Thank you for your answers,

Here is an output of dig when I query the public 4.2.2.2 DNS Server. [domain].com is my domain that is getting rejected.

[domain].com and mail.[domain].com both have the same external IP, but are nat'd to different internal servers.
[domain].com has an A and MX, while mail.[domain].com only has an A. Reverse dig on the IP returns mail.[domain].com

Anything out of the ordinary that I might have missed in the below output?

Code:

[root@vps ~]#dig [domain].com any



; <<>> DiG 9.3.6-P1-RedHat-9.3.6-16.P1.el5 <<>> [domain].com any

;; global options:  printcmd

;; Got answer:

;; ->>HEADER<<- opcode: QUERY, status: NOERROR, id: 31375

;; flags: qr rd ra; QUERY: 1, ANSWER: 6, AUTHORITY: 0, ADDITIONAL: 0



;; QUESTION SECTION:

;[domain].com.                    IN      ANY



;; ANSWER SECTION:

[domain].com.            43134  IN      TXT    "v=spf1 ip4:[IPAdress] -all"

[domain].com.            43134  IN      TXT    "v=spf1 mx -all"

[domain].com.            43134  IN      A      [IPAdress]

[domain].com.            43134  IN      MX      10 mail.[domain].com.

[domain].com.            43134  IN      SOA    ns.[domain].com. hostmaster.[domain].com. 2010092306 10800 15 604800 10800

[domain].com.            43134  IN      NS      ns.[domain].com.



;; Query time: 1 msec

;; SERVER: 4.2.2.2#53(4.2.2.2)

;; WHEN: Wed May 18 09:26:14 2011

;; MSG SIZE  rcvd: 197



[root@vps ~]#dig mail.[domain].com any



; <<>> DiG 9.3.6-P1-RedHat-9.3.6-16.P1.el5 <<>> mail.[domain].com any

;; global options:  printcmd

;; Got answer:

;; ->>HEADER<<- opcode: QUERY, status: NOERROR, id: 43898

;; flags: qr rd ra; QUERY: 1, ANSWER: 1, AUTHORITY: 0, ADDITIONAL: 0



;; QUESTION SECTION:

;mail.[domain].com.              IN      ANY



;; ANSWER SECTION:

mail.[domain].com.        43122  IN      A      [IPAdress]



;; Query time: 2 msec

;; SERVER: 4.2.2.2#53(4.2.2.2)

;; WHEN: Wed May 18 09:26:27 2011

;; MSG SIZE  rcvd: 49



[root@vps ~]#dig -x [IPAdress]



; <<>> DiG 9.3.6-P1-RedHat-9.3.6-16.P1.el5 <<>> -x [IPAdress]

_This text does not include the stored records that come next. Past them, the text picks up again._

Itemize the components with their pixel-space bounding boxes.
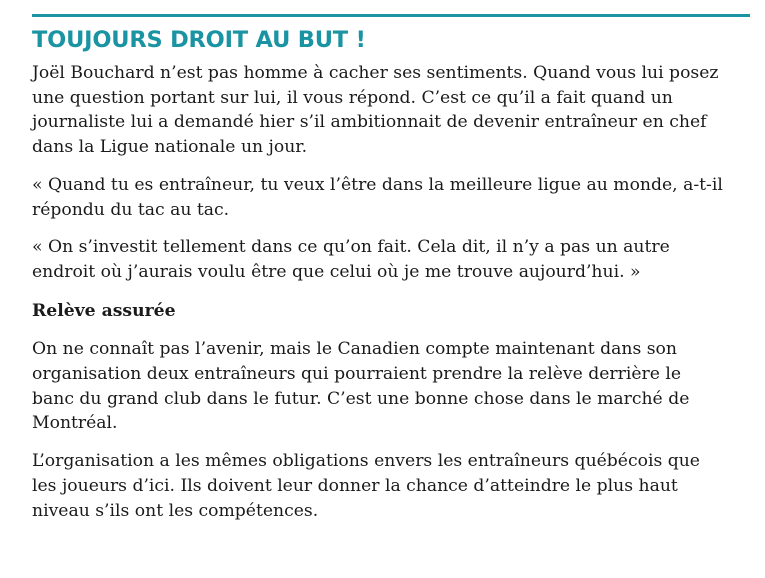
paragraph-1 [32,61,750,160]
paragraph-line: On ne connaît pas l’avenir, mais le Canadien compte maintenant dans son [32,339,677,360]
title-rule [32,14,750,17]
subheading: Relève assurée [32,300,176,321]
paragraph-line: journaliste lui a demandé hier s’il ambitionnait de devenir entraîneur en chef [32,112,707,133]
paragraph-line: les joueurs d’ici. Ils doivent leur donner la chance d’atteindre le plus haut [32,475,678,496]
article [32,14,750,523]
paragraph-line: Montréal. [32,413,118,434]
paragraph-line: niveau s’ils ont les compétences. [32,500,319,521]
paragraph-4 [32,337,750,436]
paragraph-line: organisation deux entraîneurs qui pourraient prendre la relève derrière le [32,364,682,385]
paragraph-line: une question portant sur lui, il vous répond. C’est ce qu’il a fait quand un [32,87,673,108]
paragraph-5 [32,449,750,523]
paragraph-line: L’organisation a les mêmes obligations envers les entraîneurs québécois que [32,451,700,472]
paragraph-line: Joël Bouchard n’est pas homme à cacher ses sentiments. Quand vous lui posez [32,63,719,83]
paragraph-line: banc du grand club dans le futur. C’est une bonne chose dans le marché de [32,388,690,409]
paragraph-line: « Quand tu es entraîneur, tu veux l’être dans la meilleure ligue au monde, a-t-il [32,174,723,195]
paragraph-line: endroit où j’aurais voulu être que celui où je me trouve aujourd’hui. » [32,261,641,282]
paragraph-line: « On s’investit tellement dans ce qu’on fait. Cela dit, il n’y a pas un autre [32,237,670,258]
paragraph-line: répondu du tac au tac. [32,199,230,220]
article-title: TOUJOURS DROIT AU BUT ! [32,27,366,53]
paragraph-2 [32,173,750,222]
paragraph-line: dans la Ligue nationale un jour. [32,137,308,158]
paragraph-3 [32,235,750,284]
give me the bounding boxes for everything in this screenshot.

;; global options:  printcmd

;; Got answer:

;; ->>HEADER<<- opcode: QUERY, status: NOERROR, id: 56762

;; flags: qr rd ra; QUERY: 1, ANSWER: 1, AUTHORITY: 0, ADDITIONAL: 0



;; QUESTION SECTION:

;[ReverseIPAdress].in-addr.arpa.    IN      PTR



;; ANSWER SECTION:

[ReverseIPAdress].in-addr.arpa. 1175 IN      PTR    mail.[domain].com.



;; Query time: 2 msec

;; SERVER: 4.2.2.2#53(4.2.2.2)

;; WHEN: Wed May 18 09:26:31 2011

;; MSG SIZE  rcvd: 72



[root@vps ~]#

Fixed:

Problem was the SOA record, that was pointing to a non-existing subdomain.
I had changed that yesterday but didn't try since then. Above output shows the already corrected version.

I am able to send OK now to the domain that was causing issues.

Quote:

Originally Posted by WojtekO (Post 4360210)

Thanks for taking the time to post what was wrong.
We missed the obvious "Has anything changed recently?" question.